James Cook University, Science Alert 26 Oct 09;
Infrastructure such as roads, canals, power lines and gas lines could be the biggest threat for the world’s tropical rainforests, according to scientists at James Cook University and the Smithsonian Institution.
“Clearing wide paths in any forest has a strong effect on the ecosystem, but these impacts are particularly acute in tropical rainforests,” said Professor William Laurance, a biologist at the Smithsonian’s Tropical Research Institute in Panama and recently appointed as a Distinguished Professor at James Cook University.
Professor Laurance coauthored a paper on the impact of roads in the journal Trends in Ecology and Evolution with Dr Susan Laurance and Dr Miriam Goosem.
Dr Laurance is also a biologist from the Smithsonian and a Senior Lecturer in JCU’s School of Marine and Tropical Biology.
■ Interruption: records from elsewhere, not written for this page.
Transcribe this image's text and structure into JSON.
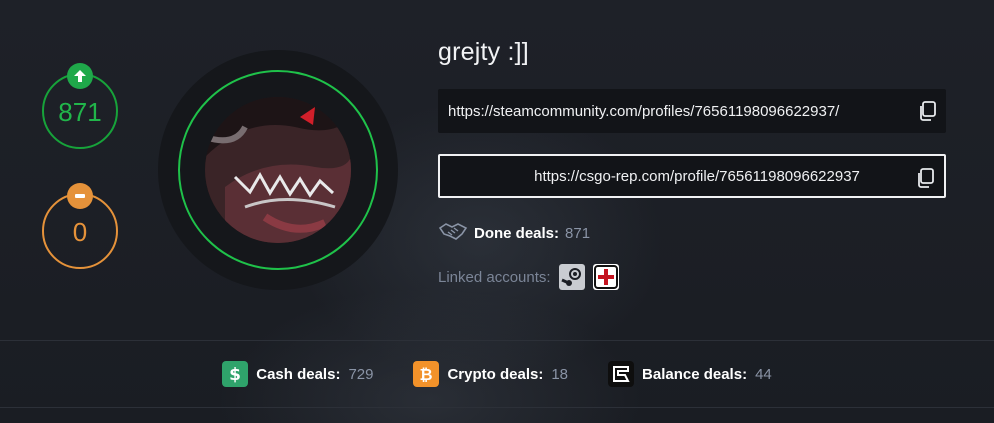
{
  "reputation": {
    "positive": "871",
    "negative": "0"
  },
  "profile": {
    "username": "grejty :]]",
    "steam_url": "https://steamcommunity.com/profiles/76561198096622937/",
    "rep_url": "https://csgo-rep.com/profile/76561198096622937",
    "done_deals_label": "Done deals:",
    "done_deals_value": "871",
    "linked_accounts_label": "Linked accounts:"
  },
  "stats": {
    "cash_label": "Cash deals:",
    "cash_value": "729",
    "crypto_label": "Crypto deals:",
    "crypto_value": "18",
    "balance_label": "Balance deals:",
    "balance_value": "44"
  },
  "colors": {
    "positive": "#21b54a",
    "negative": "#e5923a",
    "cash": "#2fa36b",
    "crypto": "#f2922a",
    "balance": "#0e0e0e"
  },
  "icons": {
    "copy": "copy-icon",
    "handshake": "handshake-icon",
    "steam": "steam-icon",
    "rep": "rep-plus-icon",
    "cash": "dollar-icon",
    "crypto": "bitcoin-icon",
    "balance": "skinport-icon"
  }
}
Dr Goosem is Principal Research fellow in JCU’s School of Earth and Environmental Sciences.
Dr Goosem said the team used dozens of existing studies done in the Amazon, Australasia and Central Africa to emphasize that roads are the number one threat to the world’s tropical rainforests.
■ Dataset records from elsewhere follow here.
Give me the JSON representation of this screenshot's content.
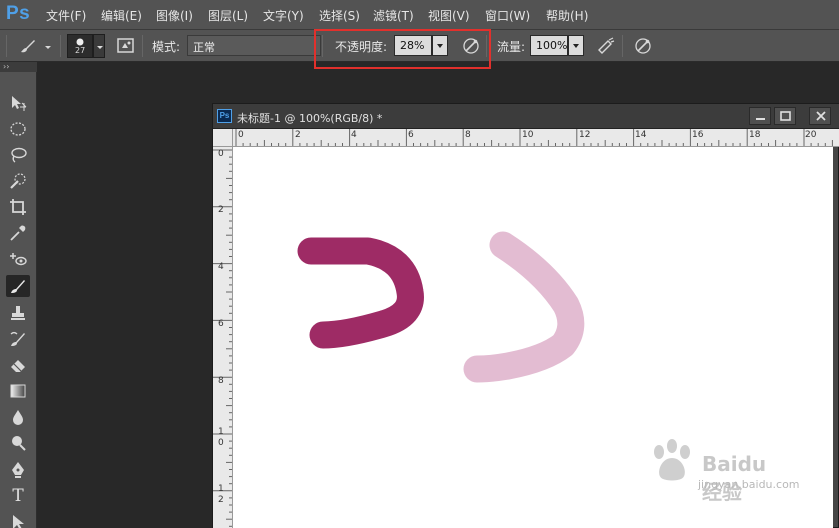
{
  "app": {
    "logo": "Ps"
  },
  "menu": [
    "文件(F)",
    "编辑(E)",
    "图像(I)",
    "图层(L)",
    "文字(Y)",
    "选择(S)",
    "滤镜(T)",
    "视图(V)",
    "窗口(W)",
    "帮助(H)"
  ],
  "options": {
    "brush_size": "27",
    "mode_label": "模式:",
    "mode_value": "正常",
    "opacity_label": "不透明度:",
    "opacity_value": "28%",
    "flow_label": "流量:",
    "flow_value": "100%"
  },
  "toolbox": {
    "grip": "››",
    "tools": [
      "move-tool-icon",
      "marquee-tool-icon",
      "lasso-tool-icon",
      "quick-select-tool-icon",
      "crop-tool-icon",
      "eyedropper-tool-icon",
      "spot-healing-tool-icon",
      "brush-tool-icon",
      "clone-stamp-tool-icon",
      "history-brush-tool-icon",
      "eraser-tool-icon",
      "gradient-tool-icon",
      "blur-tool-icon",
      "dodge-tool-icon",
      "pen-tool-icon",
      "type-tool-icon",
      "path-select-tool-icon"
    ],
    "type_glyph": "T"
  },
  "document": {
    "icon": "Ps",
    "title": "未标题-1 @ 100%(RGB/8) *",
    "ruler_top": [
      "0",
      "2",
      "4",
      "6",
      "8",
      "10",
      "12",
      "14",
      "16",
      "18",
      "20"
    ],
    "ruler_left": [
      "0",
      "2",
      "4",
      "6",
      "8",
      "10",
      "12"
    ],
    "strokes": [
      {
        "name": "dark-stroke",
        "color": "#9e2b65",
        "opacity": "100%"
      },
      {
        "name": "light-stroke",
        "color": "#e3bcd2",
        "opacity": "28%"
      }
    ]
  },
  "colors": {
    "highlight": "#e2302c",
    "accent": "#4fa0e8"
  },
  "watermark": {
    "text": "Baidu经验",
    "url": "jingyan.baidu.com"
  }
}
“We believe that maintaining large areas of intact forests without roads should be highest priority of conservationists worldwide,” she said.
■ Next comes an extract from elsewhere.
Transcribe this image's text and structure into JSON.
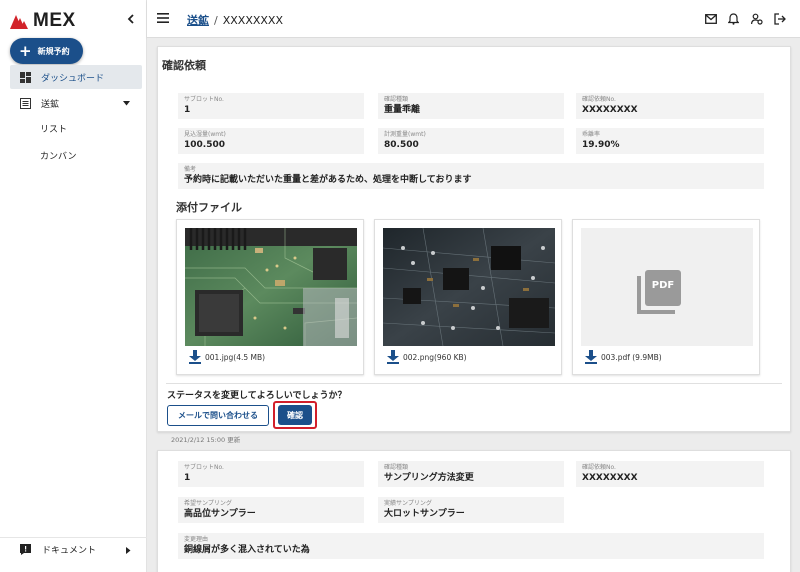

Biologically, rainforests are characterized by a complex architecture and a uniquely humid, dark stable climate. They sustain many species that are incredibly specialized for the forest’s interior and understory conditions.
“Some species strongly avoid forest edges and are unable to traverse even narrow forest clearings,” Dr Goosem said. “Other tropical species are susceptible to hunting, increased predation, invasive species and being killed by vehicles.”
She said that limiting the width of roads, reducing vehicle speeds and maintaining a continuous forest canopy above roads were ways to reduce the impact on tropical rainforests.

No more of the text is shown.